I would start by looking at those companies I mentioned and also check out some air suspension forums. I have never actually installed an air suspension system but have thought about it over the years on various cars I have owned. What I know is from research. Watching youtube install videos and manufacturer product videos. Reading articles online and going though forums, research research research. I will also add that certain car communities are big into the air suspension, VW and Audi just to name a couple so don't hesitate to check those car forums.

I don't know the elecal draw. If your stereo is already pulling that kind of power causing those issues you may want to stabilize your electrical system first. Install a big three kit, little bigger battery, and of course a stronger alternator.


----------



## Toma (Nov 8, 2021)

knightryderx2 said:


> As for bags that will fit your car, I'm not sure. This is where the big companies will come in as they have done their R&D. Air ride, Air Lift Performance, and Accuair are great companies. You will spend upwards of $3000 or more for these, I wouldn't be surprised if it goes over $4000. I will add this part though, its not uncommon for bags to rub on the inner lining or a hose. Its all about how you install and luck of the draw. It's not that easy with the cruze as there isn't a lot of coilover choices. Universal Air does sell bag kit for coilovers but its only certain brands of coilovers. I guess one of the coil routes you could try is BC as they make kits for BC coils but they do the R&D to figure out the best fit so they may or may not have something for the cruze. Before buying anything I would contact them and see if this is an options to fit the car. They may also have something in R&D or looking for a car to do tests on. Its not easy to build your own system and get it right the first time. Not saying its impossible, its just not easy. There is a lot that goes into it.
> 
> I would start by looking at those companies I mentioned and also check out some air suspension forums. I have never actually installed an air suspension system but have thought about it over the years on various cars I have owned. What I know is from research. Watching youtube install videos and manufacturer product videos. Reading articles online and going though forums, research research research. I will also add that certain car communities are big into the air suspension, VW and Audi just to name a couple so don't hesitate to check those car forums.
> 
> I don't know the elecal draw. If your stereo is already pulling that kind of power causing those issues you may want to stabilize your electrical system first. Install a big three kit, little bigger battery, and of course a stronger alternator.

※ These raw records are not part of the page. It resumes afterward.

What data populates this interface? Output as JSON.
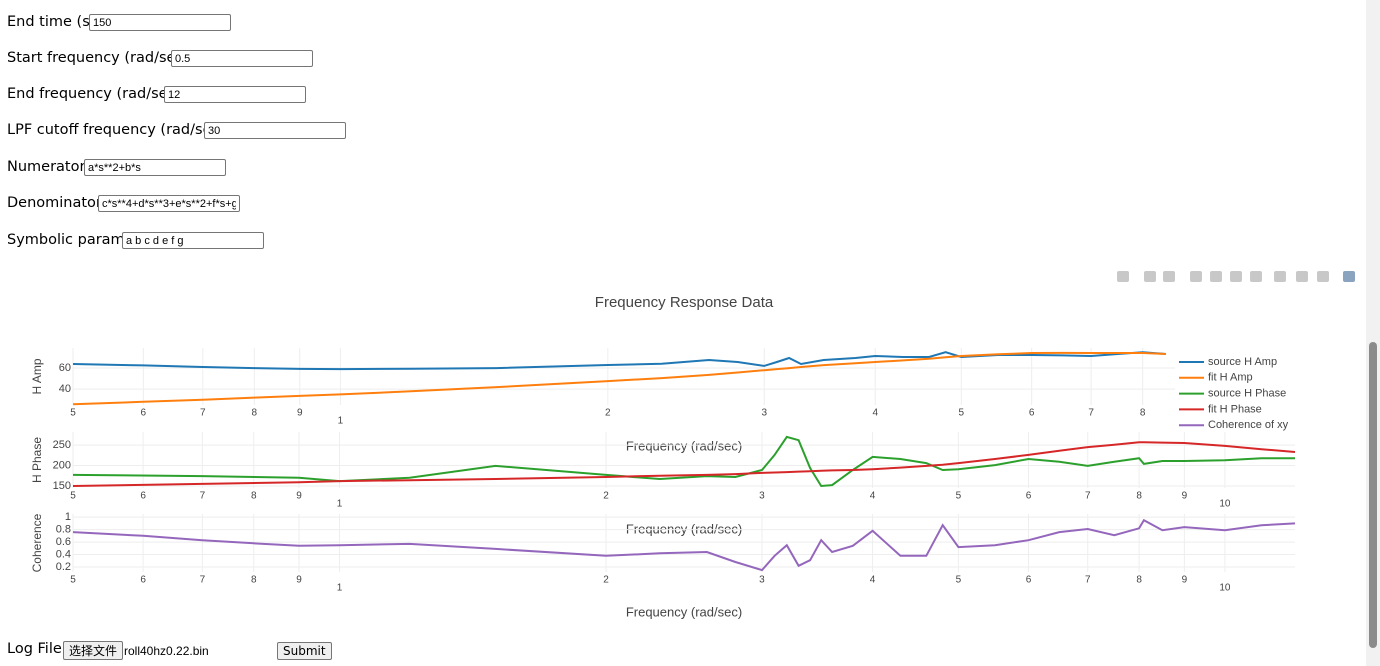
{
  "form": {
    "fields": [
      {
        "label": "End time (s):",
        "value": "150"
      },
      {
        "label": "Start frequency (rad/sec):",
        "value": "0.5"
      },
      {
        "label": "End frequency (rad/sec):",
        "value": "12"
      },
      {
        "label": "LPF cutoff frequency (rad/sec):",
        "value": "30"
      },
      {
        "label": "Numerator:",
        "value": "a*s**2+b*s"
      },
      {
        "label": "Denominator:",
        "value": "c*s**4+d*s**3+e*s**2+f*s+g"
      },
      {
        "label": "Symbolic params:",
        "value": "a b c d e f g"
      }
    ]
  },
  "log_file": {
    "label": "Log File:",
    "button": "选择文件",
    "file": "roll40hz0.22.bin",
    "submit": "Submit"
  },
  "chart_data": [
    {
      "type": "line",
      "title": "Frequency Response Data",
      "xlabel": "Frequency (rad/sec)",
      "ylabel": "H Amp",
      "xscale": "log",
      "grid": true,
      "x": [
        0.5,
        0.6,
        0.7,
        0.8,
        0.9,
        1,
        1.2,
        1.5,
        2,
        2.3,
        2.6,
        2.8,
        3,
        3.1,
        3.2,
        3.3,
        3.5,
        3.8,
        4,
        4.3,
        4.6,
        4.8,
        5,
        5.5,
        6,
        6.5,
        7,
        7.5,
        8,
        8.5
      ],
      "xlim": [
        0.5,
        8.7
      ],
      "xticks": [
        {
          "value": 0.5,
          "label": "5"
        },
        {
          "value": 0.6,
          "label": "6"
        },
        {
          "value": 0.7,
          "label": "7"
        },
        {
          "value": 0.8,
          "label": "8"
        },
        {
          "value": 0.9,
          "label": "9"
        },
        1,
        2,
        3,
        4,
        5,
        6,
        7,
        8
      ],
      "ylim": [
        25,
        79
      ],
      "yticks": [
        40,
        60
      ],
      "series": [
        {
          "name": "source H Amp",
          "color": "#1f77b4",
          "values": [
            63.8,
            62.5,
            61,
            60,
            59.2,
            59,
            59.3,
            60,
            62.9,
            64,
            67.6,
            65.7,
            62,
            65.7,
            69.5,
            63.8,
            67.6,
            69.5,
            71.4,
            70.5,
            70.5,
            75,
            70.5,
            72.4,
            72.4,
            72,
            71.4,
            73.3,
            75,
            73.3
          ]
        },
        {
          "name": "fit H Amp",
          "color": "#ff7f0e",
          "values": [
            25.7,
            28,
            30,
            32,
            33.6,
            35,
            38,
            42,
            47.6,
            50.5,
            53.5,
            55.8,
            58,
            59,
            60,
            61,
            62.8,
            64.6,
            65.7,
            67.3,
            68.8,
            70.3,
            71.4,
            73,
            74.3,
            74.4,
            74.3,
            74.3,
            74.3,
            73.3
          ]
        }
      ]
    },
    {
      "type": "line",
      "xlabel": "Frequency (rad/sec)",
      "ylabel": "H Phase",
      "xscale": "log",
      "grid": true,
      "x": [
        0.5,
        0.7,
        0.9,
        1,
        1.2,
        1.5,
        2,
        2.3,
        2.6,
        2.8,
        3,
        3.1,
        3.2,
        3.3,
        3.4,
        3.5,
        3.6,
        3.8,
        4,
        4.3,
        4.6,
        4.8,
        5,
        5.5,
        6,
        6.5,
        7,
        7.5,
        8,
        8.1,
        8.5,
        9,
        10,
        11,
        12
      ],
      "xlim": [
        0.5,
        12
      ],
      "xticks": [
        {
          "value": 0.5,
          "label": "5"
        },
        {
          "value": 0.6,
          "label": "6"
        },
        {
          "value": 0.7,
          "label": "7"
        },
        {
          "value": 0.8,
          "label": "8"
        },
        {
          "value": 0.9,
          "label": "9"
        },
        1,
        2,
        3,
        4,
        5,
        6,
        7,
        8,
        9,
        10
      ],
      "ylim": [
        145,
        282
      ],
      "yticks": [
        150,
        200,
        250
      ],
      "series": [
        {
          "name": "source H Phase",
          "color": "#2ca02c",
          "values": [
            177,
            174,
            170,
            162,
            170,
            199,
            177,
            167,
            174,
            172,
            189,
            226,
            270,
            262,
            194,
            150,
            152,
            189,
            221,
            216,
            206,
            189,
            191,
            201,
            216,
            209,
            199,
            209,
            218,
            204,
            211,
            211,
            213,
            218,
            218
          ]
        },
        {
          "name": "fit H Phase",
          "color": "#d62728",
          "values": [
            150,
            155,
            159,
            162,
            164,
            167,
            172,
            175,
            177,
            179,
            182,
            183,
            184,
            185,
            186,
            187,
            188,
            189,
            191,
            195,
            199,
            202,
            206,
            216,
            226,
            236,
            245,
            251,
            257,
            257,
            256,
            255,
            248,
            240,
            233
          ]
        }
      ]
    },
    {
      "type": "line",
      "xlabel": "Frequency (rad/sec)",
      "ylabel": "Coherence",
      "xscale": "log",
      "grid": true,
      "x": [
        0.5,
        0.6,
        0.7,
        0.8,
        0.9,
        1,
        1.2,
        1.5,
        2,
        2.3,
        2.6,
        2.8,
        3,
        3.1,
        3.2,
        3.3,
        3.4,
        3.5,
        3.6,
        3.8,
        4,
        4.3,
        4.6,
        4.8,
        5,
        5.5,
        6,
        6.5,
        7,
        7.5,
        8,
        8.1,
        8.5,
        9,
        10,
        11,
        12
      ],
      "xlim": [
        0.5,
        12
      ],
      "xticks": [
        {
          "value": 0.5,
          "label": "5"
        },
        {
          "value": 0.6,
          "label": "6"
        },
        {
          "value": 0.7,
          "label": "7"
        },
        {
          "value": 0.8,
          "label": "8"
        },
        {
          "value": 0.9,
          "label": "9"
        },
        1,
        2,
        3,
        4,
        5,
        6,
        7,
        8,
        9,
        10
      ],
      "ylim": [
        0.12,
        1.05
      ],
      "yticks": [
        0.2,
        0.4,
        0.6,
        0.8,
        1
      ],
      "series": [
        {
          "name": "Coherence of xy",
          "color": "#9467bd",
          "values": [
            0.76,
            0.7,
            0.63,
            0.58,
            0.54,
            0.55,
            0.57,
            0.49,
            0.38,
            0.42,
            0.44,
            0.28,
            0.15,
            0.38,
            0.55,
            0.22,
            0.31,
            0.63,
            0.44,
            0.54,
            0.78,
            0.38,
            0.38,
            0.87,
            0.52,
            0.55,
            0.63,
            0.76,
            0.81,
            0.71,
            0.82,
            0.95,
            0.79,
            0.84,
            0.79,
            0.87,
            0.9
          ]
        }
      ]
    }
  ]
}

Thank you very much, I couldn't get all this info anywhere! I'm a complete noob to air suspension and still new modding cars and general mechanic type work. It sounds like the best idea for me is to go with one of the kits made for the cruze, I've read about two of them I believe. I think that would be the safest route for me.

As for the electrical, I'm running two mid level 15's and they are pushing my power limits as well as my trunk space limits, working on pulling one out rn until I have the means to accommodate the two big boys.

Again thank you very much for your advice 🙏


----------



## knightryderx2 (Sep 5, 2021)

Toma said:


> Thank you very much, I couldn't get all this info anywhere! I'm a complete noob to air suspension and still new modding cars and general mechanic type work. It sounds like the best idea for me is to go with one of the kits made for the cruze, I've read about two of them I believe. I think that would be the safest route for me.
> 
> As for the electrical, I'm running two mid level 15's and they are pushing my power limits as well as my trunk space limits, working on pulling one out rn until I have the means to accommodate the two big boys.
> 
> Again thank you very much for your advice 🙏


I would say that would be the best way to go. Its easy, comes with everything you need, and there is customer service when you run into a bind. I looked at Cruze Culture kits and they use Ksport coilovers with Universal Air for the bags and Air Lift 3P system for management. These are all great parts with backing from 3 great manufactures. This is what I was talking about the big dogs doing the necessary R&D to make a great kit for you. Keep in mind if you do get this kit you don't have go straight from Cruze Culture for info. You can go to Ksport, Universal Air, or Air Lift for info on the individual products. Should be pretty good.


----------